Optic Chiasmatic‐Hypothalamic Glioma

James T Rutka 1,, Laurence E Becker 1, Harold J Hoffman 1
PMCID: PMC8098322  PMID: 9161730

Abstract

Optic chiasmatic‐hypothalamic gliomas (OCHGs) have been considered benign tumors and self‐limiting in growth potential because of their histological appearance. Unfortunately, most clinical series have reported significant morbidity and mortality especially with the more extensive, posteriorly positioned tumors. The biological behavior of OCHGs is age‐dependent, with patients younger than five years and older than 20 years typically having tumors that exhibit aggressive growth. There are no specific pathological features to help differentiate the clinical behavior of such tumors. The emergence of modern imaging techniques, including magnetic resonance imaging (MRI), has facilitated the monitoring of the natural history of the disease and the determination of the effects of therapy. Most patients with OCHGs survive for many years.
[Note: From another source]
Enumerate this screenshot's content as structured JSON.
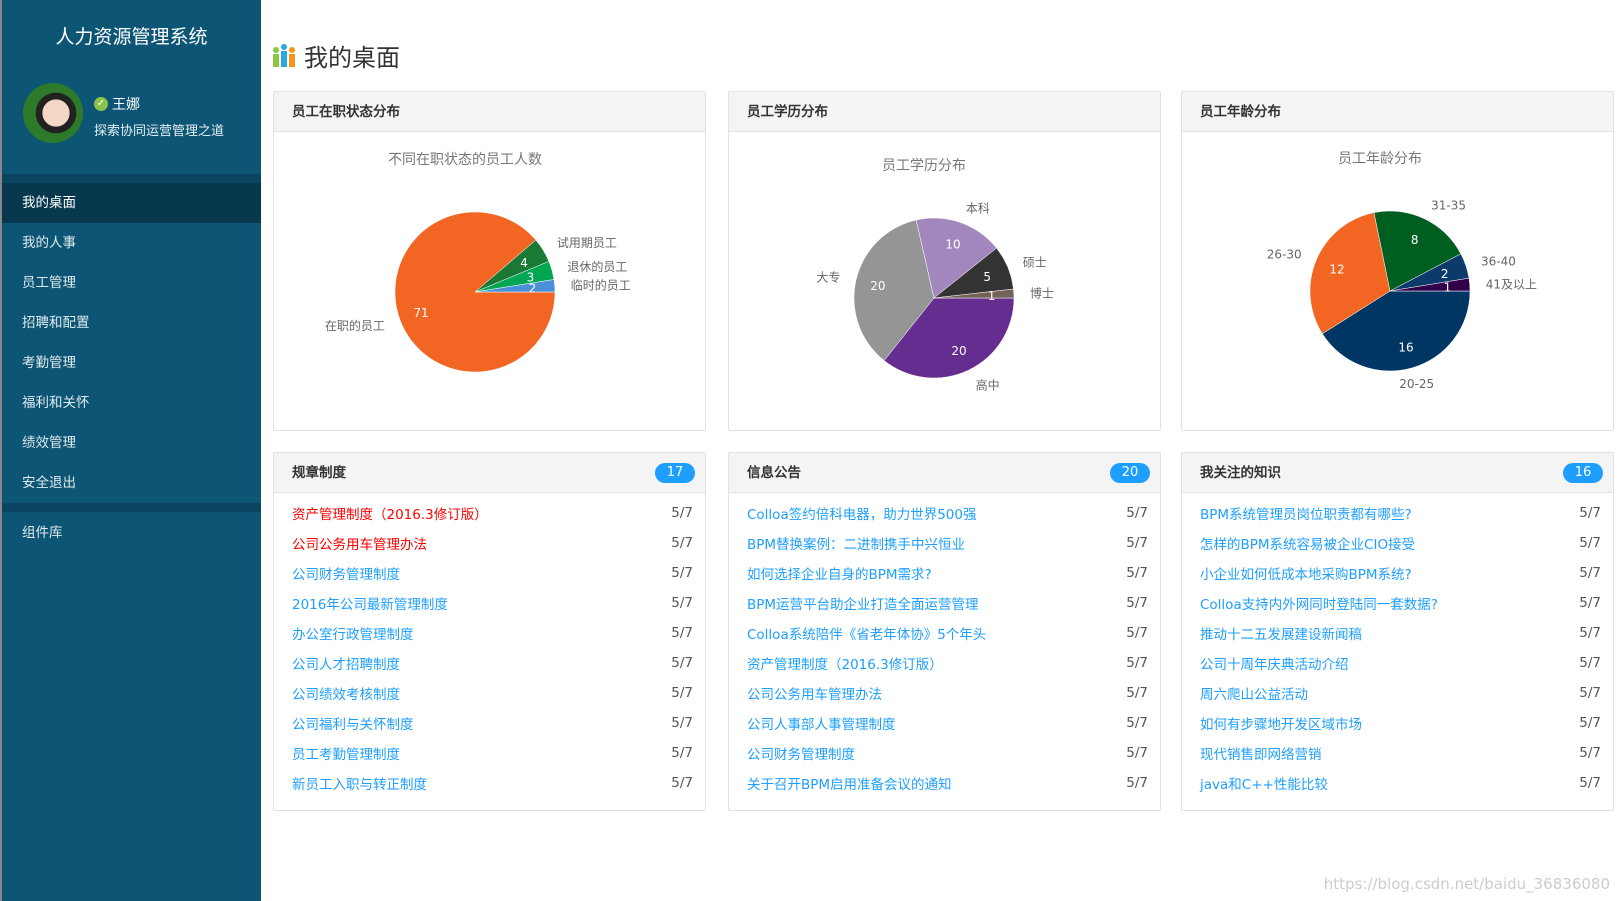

While the natural history of an OCHG for any individual may be indeterminate, enough data are now available from large series to make recommendations for treatment. Our current treatment policy for patients with OCHGs in the context of NF‐I without visual failure is a conservative one involving CSF shunting for hydrocephalus if present and medical therapy for endocrinologic dysfunction. Patients with or without NF‐I with visual deterioration or progressive neurological deficits and a rapidly expanding suprasellar mass lesion are treated surgically. After tumor resection, patients whose vision is significantly compromised or who show progression of their disease on serial neuroimaging scans receive chemotherapy. If chemotherapy proves ineffective in disease stabilization, then considerations of radiation therapy are given to children over five years old.